- bufchr specializes in recursively finding separators.
- memchr
- Effective when needles appear rarely in large haystacks.
- bufchr
- Effective when needles appear many times in large haystacks.
- benchmark
- Why is bufchr efficient for csv files
- memchr and bufchr use _mm256_cmpeq_epi8(or _mm_cmpeq_epi8) instruction.
bufchr reuse result. bufchr uses the stored result without using _mm256_cmpeq_epi8(or _mm_cmpeq_epi8) again in the already calculated section. So, it is very efficient when there are many needles within 32 bytes (when avx2 is supported). _mm256_cmpeq_epi8 (or _mm_cmpeq_epi8) is fast, but reusing the used result will speed things up because several additional actions are required before and after using this instruction.
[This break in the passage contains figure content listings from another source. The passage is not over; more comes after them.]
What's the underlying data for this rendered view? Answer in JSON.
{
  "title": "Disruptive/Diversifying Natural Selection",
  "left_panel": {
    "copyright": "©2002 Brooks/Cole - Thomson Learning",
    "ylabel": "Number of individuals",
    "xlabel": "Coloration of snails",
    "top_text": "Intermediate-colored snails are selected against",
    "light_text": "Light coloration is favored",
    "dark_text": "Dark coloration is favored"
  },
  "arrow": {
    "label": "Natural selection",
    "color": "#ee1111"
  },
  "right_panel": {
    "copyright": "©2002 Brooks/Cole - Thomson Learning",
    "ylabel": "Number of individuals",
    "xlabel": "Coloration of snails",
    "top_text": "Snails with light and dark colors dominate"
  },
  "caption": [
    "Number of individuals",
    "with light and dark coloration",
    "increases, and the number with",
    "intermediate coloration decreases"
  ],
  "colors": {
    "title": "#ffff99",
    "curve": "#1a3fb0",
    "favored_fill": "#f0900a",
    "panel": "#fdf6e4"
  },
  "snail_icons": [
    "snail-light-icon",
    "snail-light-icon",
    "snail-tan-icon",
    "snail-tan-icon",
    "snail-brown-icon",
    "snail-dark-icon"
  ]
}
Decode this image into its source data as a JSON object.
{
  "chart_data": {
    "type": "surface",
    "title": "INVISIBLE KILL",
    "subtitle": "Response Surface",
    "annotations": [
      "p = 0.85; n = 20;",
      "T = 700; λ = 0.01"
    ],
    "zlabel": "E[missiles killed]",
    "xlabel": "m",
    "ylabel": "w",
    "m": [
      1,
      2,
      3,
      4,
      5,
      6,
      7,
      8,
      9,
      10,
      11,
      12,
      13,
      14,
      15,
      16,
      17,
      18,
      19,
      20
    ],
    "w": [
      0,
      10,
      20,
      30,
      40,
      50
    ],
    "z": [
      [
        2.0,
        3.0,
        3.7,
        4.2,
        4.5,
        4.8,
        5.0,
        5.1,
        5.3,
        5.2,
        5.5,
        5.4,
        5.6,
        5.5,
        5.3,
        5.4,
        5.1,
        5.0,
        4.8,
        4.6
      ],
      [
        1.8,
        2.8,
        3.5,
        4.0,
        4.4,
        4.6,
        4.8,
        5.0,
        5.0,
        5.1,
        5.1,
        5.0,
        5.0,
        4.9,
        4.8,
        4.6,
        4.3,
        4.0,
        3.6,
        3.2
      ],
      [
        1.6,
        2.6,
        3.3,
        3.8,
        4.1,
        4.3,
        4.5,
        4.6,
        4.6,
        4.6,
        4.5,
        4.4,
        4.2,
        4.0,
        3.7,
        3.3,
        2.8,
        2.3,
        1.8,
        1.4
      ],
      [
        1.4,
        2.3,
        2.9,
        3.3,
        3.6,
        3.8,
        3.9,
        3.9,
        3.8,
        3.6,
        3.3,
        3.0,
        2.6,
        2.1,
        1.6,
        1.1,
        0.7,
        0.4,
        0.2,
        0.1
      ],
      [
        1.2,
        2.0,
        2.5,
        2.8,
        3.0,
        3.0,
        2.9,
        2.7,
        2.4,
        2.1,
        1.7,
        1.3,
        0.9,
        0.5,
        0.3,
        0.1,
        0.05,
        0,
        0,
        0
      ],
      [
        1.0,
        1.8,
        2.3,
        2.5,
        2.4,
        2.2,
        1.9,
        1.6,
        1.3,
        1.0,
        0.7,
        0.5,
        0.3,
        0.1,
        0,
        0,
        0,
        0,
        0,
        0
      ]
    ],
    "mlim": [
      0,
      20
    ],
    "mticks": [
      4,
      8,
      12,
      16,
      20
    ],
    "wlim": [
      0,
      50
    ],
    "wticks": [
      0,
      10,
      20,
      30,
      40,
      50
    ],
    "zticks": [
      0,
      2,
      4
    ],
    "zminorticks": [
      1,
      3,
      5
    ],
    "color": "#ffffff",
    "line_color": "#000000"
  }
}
let haystack = b"a11,b11,c111,d1111,e11111";
let needle = b',';
let mut bf = Bufchr::new(haystack, needle);
assert_eq!(bf.next(), Some(3));
assert_eq!(bf.next(), Some(7));
assert_eq!(bf.next(), Some(12));
assert_eq!(bf.next(), Some(18));
assert_eq!(bf.next(), None);
let haystack = b"a11,b11,c111,d1111,e11111\n";
let n1 = b',';
let n2 = b'\n';
let mut bf = Bufchr2::new(haystack, n1, n2);
assert_eq!(bf.next(), Some(3));
assert_eq!(bf.next(), Some(7));
assert_eq!(bf.next(), Some(12));
assert_eq!(bf.next(), Some(18));
assert_eq!(bf.next(), Some(25));
assert_eq!(bf.next(), None);
let haystack = b"a11,\"b11\",c111,d1111,e11111\n";
let n1 = b',';
let n2 = b'\n';
let n3 = b'"';
let mut bf = Bufchr3::new(haystack, n1, n2, n3);
assert_eq!(bf.next(), Some(3));
assert_eq!(bf.next(), Some(4));
assert_eq!(bf.next(), Some(8));
assert_eq!(bf.next(), Some(9));
assert_eq!(bf.next(), Some(14));
assert_eq!(bf.next(), Some(20));
assert_eq!(bf.next(), Some(27));
assert_eq!(bf.next(), None);
- CSV parsing only function
- 32 byte memory alignment is required.
- Only the column delimiter can be passed as an argument.
let haystack = b"a11,\"b11\",c111,d1111,e11111\n";
let n1 = b',';
let mut bf = BufchrCSV::new(haystack, n1);
assert_eq!(bf.next(), Some(3));
assert_eq!(bf.next(), Some(4));
assert_eq!(bf.next(), Some(8));
assert_eq!(bf.next(), Some(9));
assert_eq!(bf.next(), Some(14));
assert_eq!(bf.next(), Some(20));
assert_eq!(bf.next(), Some(27));
assert_eq!(bf.next(), None);
- For CPUs that support avx2, the _mm256_cmpeq_epi8 instruction is supported. Through _mm256_cmpeq_epi8, comparison operation can be performed on 32 bytes at a time. For CPUs that support sse2, the _mm_cmpeq_epi8 instruction is supported and comparison operations are supported for 16 bytes at a time.